Contents
DensitySketch
Quick summary: This sketch builds a coreset from the given set of input points as multi-dimensional vectors. Provides density estimate at a given point.
Our implementation was based on the following paper:
- Zohar Karnin, Edo Liberty “Discrepancy, Coresets, and Sketches in Machine Learning”
https://proceedings.mlr.press/v99/karnin19a/karnin19a.pdf
- The paper explores the relationship between class discrepancy and the efficiency of data reduction techniques like coresets and streaming sketches.
- The core contribution is a general framework for creating small, representative subsets of data (coresets) that maintain the statistical properties of the original large dataset.
Key Highlights:
- New Complexity Measure: The authors define “class discrepancy” as a way to characterize the coreset complexity of different function families, similar to how Rademacher complexity is used for generalization.

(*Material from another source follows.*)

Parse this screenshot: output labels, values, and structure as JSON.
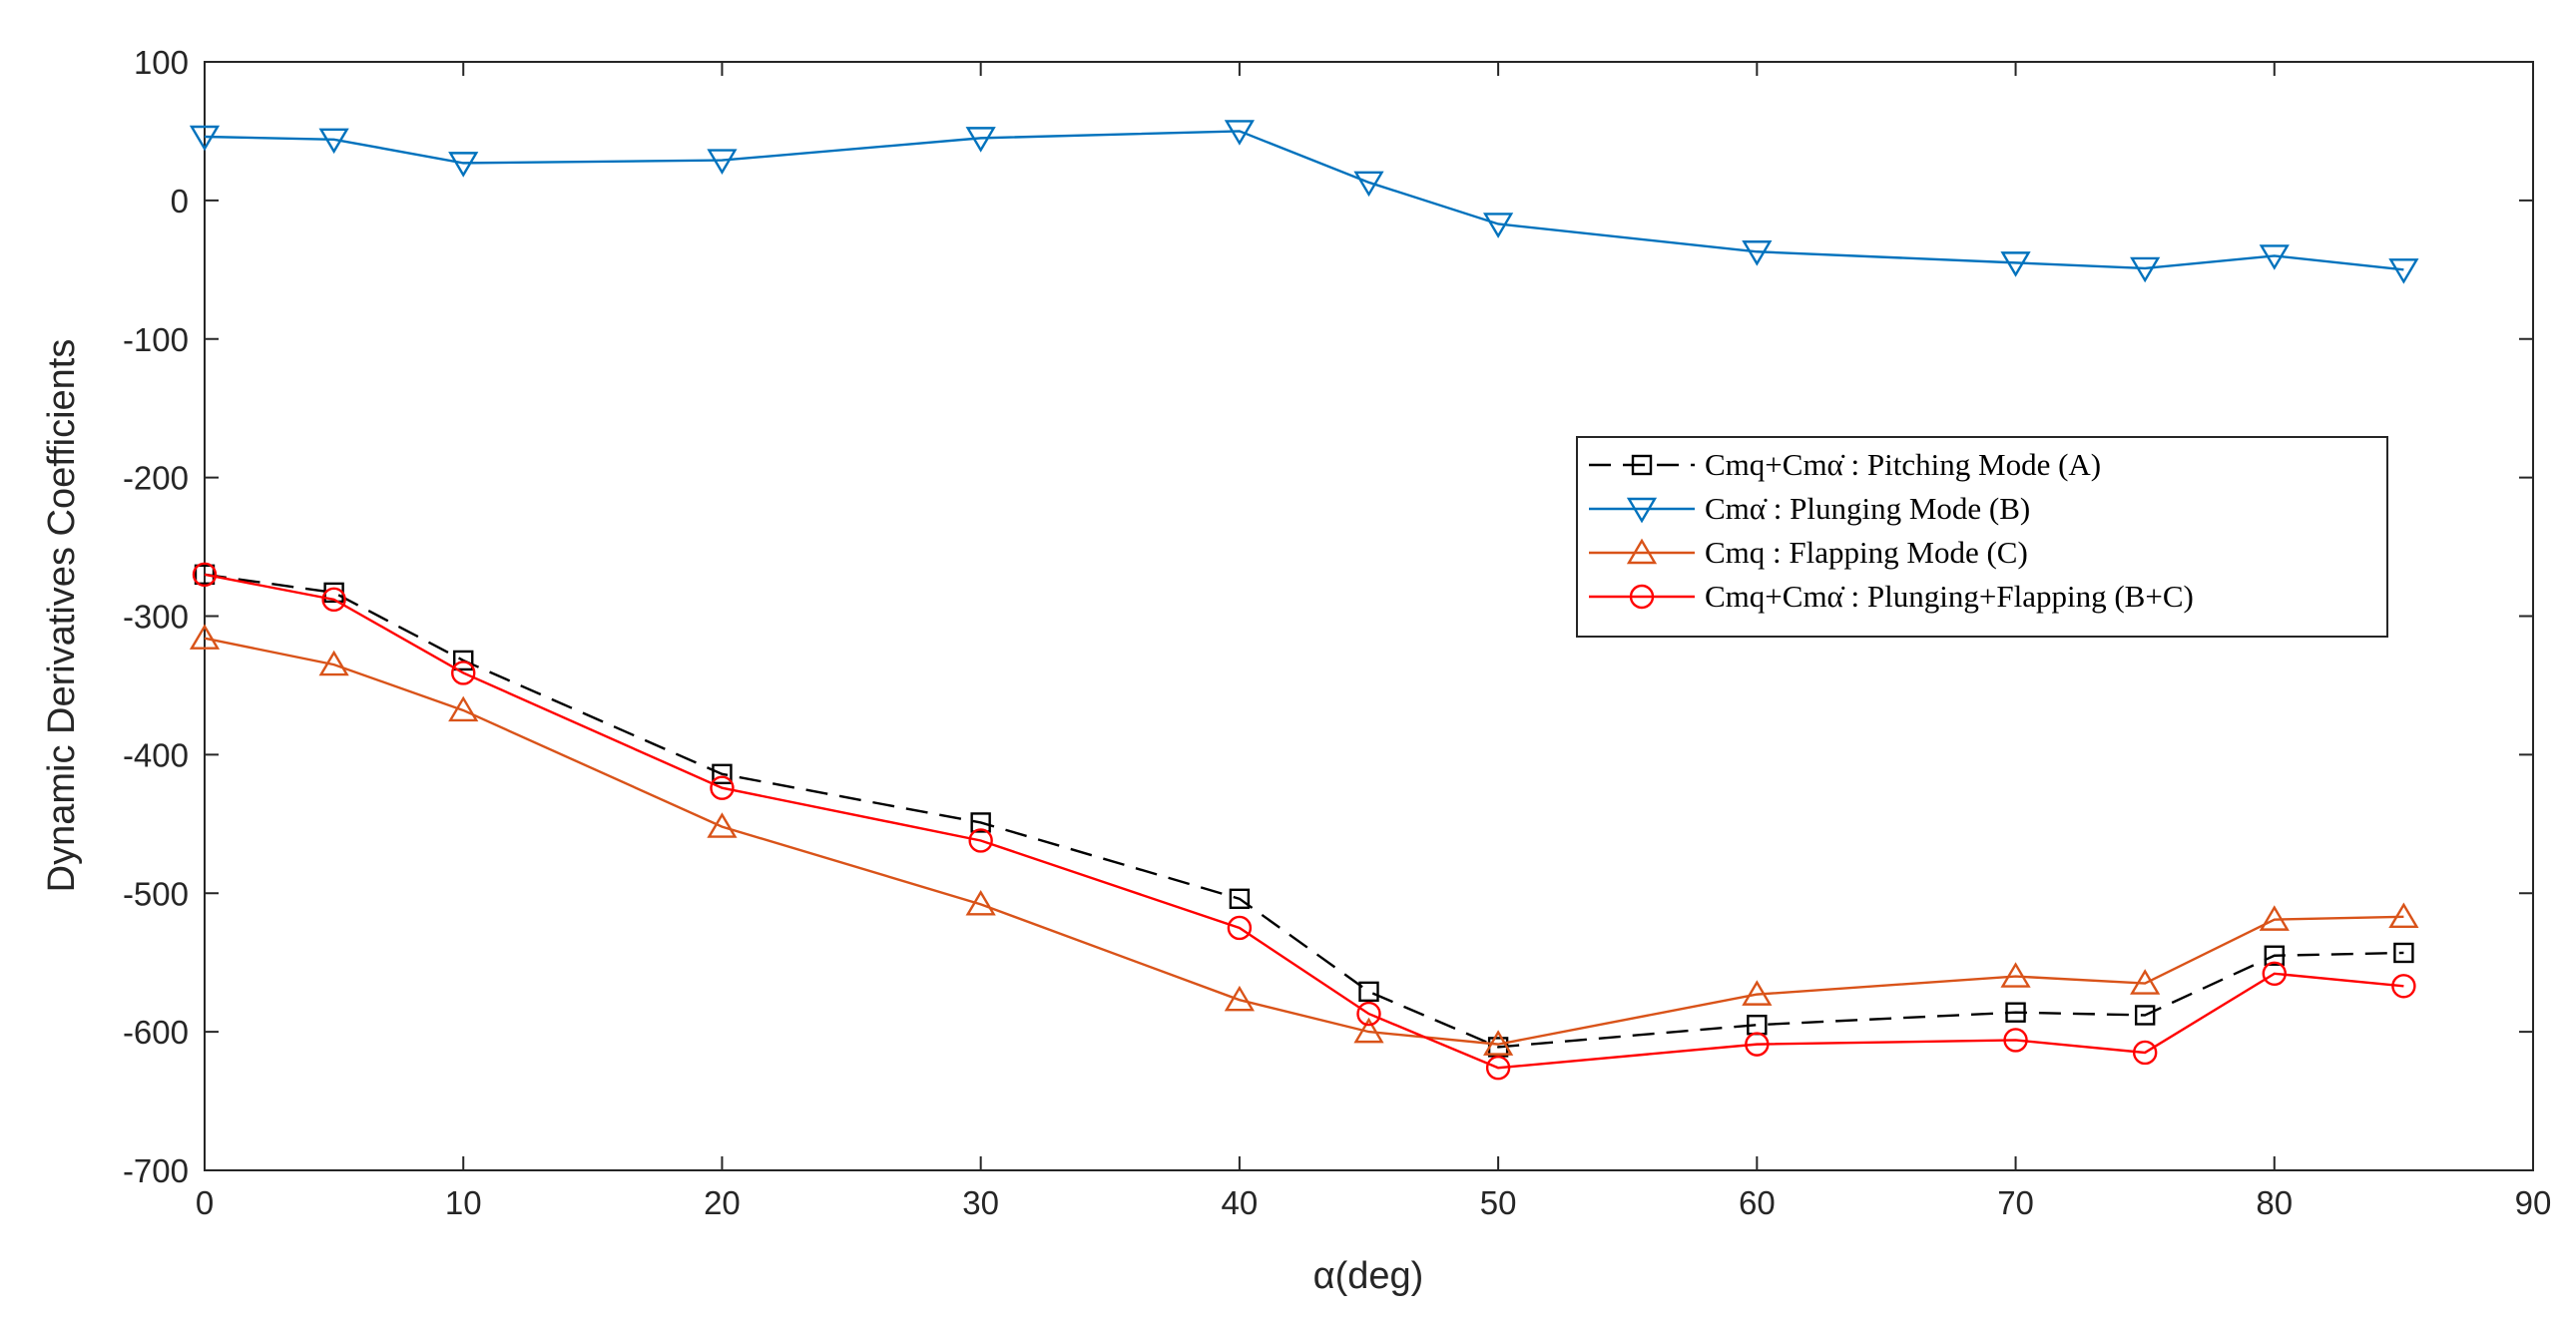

- Improved Coreset Sizes: They prove the existence of ε-approximation coresets of size $O(\sqrt{d}/\epsilon)$ for several common machine learning problems, including:
- Logistic regression
- Sigmoid activation loss
- Matrix covariance
- Kernel density estimation
- Gaussian Kernel Resolution: The paper resolves a long-standing open problem by matching the lower bound for the coreset complexity of Gaussian kernel density estimation at $O(\sqrt{d}/\epsilon)$.
- Streaming Algorithms: It introduces an exponential improvement to the “merge-and-reduce” trick, leading to better streaming sketches for any problem with low discrepancy.
- Deterministic Algorithm: The authors provide a simple, deterministic algorithm for finding low-discrepancy sequences and coresets for any positive semi-definite kernel.
Practical Implications:
The findings allow for significantly faster optimization in large-scale machine learning. By reducing a massive dataset into a much smaller coreset, researchers can perform complex calculations (like training a logistic regression model) with a fraction of the computational cost while maintaining a high level of accuracy.
Our implementation was inspired by the following code, example, and tests by Edo Liberty:
- Code: https://github.com/edoliberty/streaming-quantiles/blob/f688c8161a25582457b0a09deb4630a81406293b/gde.py
- Example https://github.com/edoliberty/streaming-quantiles/blob/f688c8161a25582457b0a09deb4630a81406293b/gde_example_usage.ipynb
- Tests https://github.com/edoliberty/streaming-quantiles/blob/f688c8161a25582457b0a09deb4630a81406293b/gde_test.py
(Note: much of this overview was generated by Gemini AI, it may contain errors.)